Alisa Doctoroff

Image by Anya Ulinich
In a year when Israel politics reached new levels of acrimony, the largest Jewish federation’s top lay leader felt the heat, but kept her cool.
Alisa Robbins Doctoroff, 57, president of UJA-Federation of New York, found her name in bold letters in an ad campaign threatened by right-wing activists. Her crime? Supporting the New Israel Fund, a liberal organization that funds civil society programs in Israel.
Doctoroff, alongside other communal leaders, was described by the right-wing activist Pamela Geller as a “neo kapo,” and the ads bearing her name that the right-wing groups said they would run urged supporters to “stop the Jewish destruction of Israel.”
Doctoroff became the face of a struggle many liberal Jews in communal and public office have been confronted with this year, as their love for Israel has been put in question.
A longtime activist in New York Jewish life, Doctoroff was appointed president of the UJA-Federation, America’s single largest Jewish philanthropic organization, in July 2013. Her first task was to lead the search for a new CEO after the departure of John Ruskay, a search that led to the selection of Eric Goldstein, a former corporate lawyer. The choice of a leader from outside the Jewish organizational world was seen as risky, but has so far appeared successful.

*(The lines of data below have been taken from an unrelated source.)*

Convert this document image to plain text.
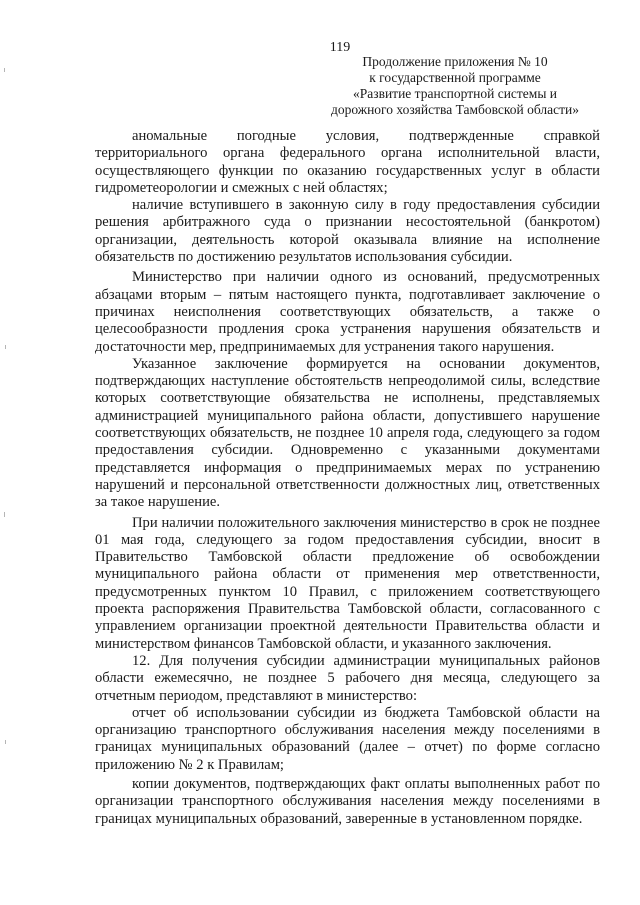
119
Продолжение приложения № 10
к государственной программе
«Развитие транспортной системы и
дорожного хозяйства Тамбовской области»

аномальные погодные условия, подтвержденные справкой территориального органа федерального органа исполнительной власти, осуществляющего функции по оказанию государственных услуг в области гидрометеорологии и смежных с ней областях;

наличие вступившего в законную силу в году предоставления субсидии решения арбитражного суда о признании несостоятельной (банкротом) организации, деятельность которой оказывала влияние на исполнение обязательств по достижению результатов использования субсидии.

Министерство при наличии одного из оснований, предусмотренных абзацами вторым – пятым настоящего пункта, подготавливает заключение о причинах неисполнения соответствующих обязательств, а также о целесообразности продления срока устранения нарушения обязательств и достаточности мер, предпринимаемых для устранения такого нарушения.

Указанное заключение формируется на основании документов, подтверждающих наступление обстоятельств непреодолимой силы, вследствие которых соответствующие обязательства не исполнены, представляемых администрацией муниципального района области, допустившего нарушение соответствующих обязательств, не позднее 10 апреля года, следующего за годом предоставления субсидии. Одновременно с указанными документами представляется информация о предпринимаемых мерах по устранению нарушений и персональной ответственности должностных лиц, ответственных за такое нарушение.

При наличии положительного заключения министерство в срок не позднее 01 мая года, следующего за годом предоставления субсидии, вносит в Правительство Тамбовской области предложение об освобождении муниципального района области от применения мер ответственности, предусмотренных пунктом 10 Правил, с приложением соответствующего проекта распоряжения Правительства Тамбовской области, согласованного с управлением организации проектной деятельности Правительства области и министерством финансов Тамбовской области, и указанного заключения.

12. Для получения субсидии администрации муниципальных районов области ежемесячно, не позднее 5 рабочего дня месяца, следующего за отчетным периодом, представляют в министерство:

отчет об использовании субсидии из бюджета Тамбовской области на организацию транспортного обслуживания населения между поселениями в границах муниципальных образований (далее – отчет) по форме согласно приложению № 2 к Правилам;

копии документов, подтверждающих факт оплаты выполненных работ по организации транспортного обслуживания населения между поселениями в границах муниципальных образований, заверенные в установленном порядке.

Despite the organized campaign aimed at Doctoroff, she went on to lead the New York federation despite pressure from pro-Israel groups to take a position against the nuclear deal with Iran. A wave of major federations had taken positions in opposition to the deal, including the Jewish Federation of Greater Los Angeles, despite a longstanding practice of federations not taking political stances, particularly on issues that split the Jewish community. New York’s federation stood firm, refusing to fall in line with the potentially divisive actions of its peers.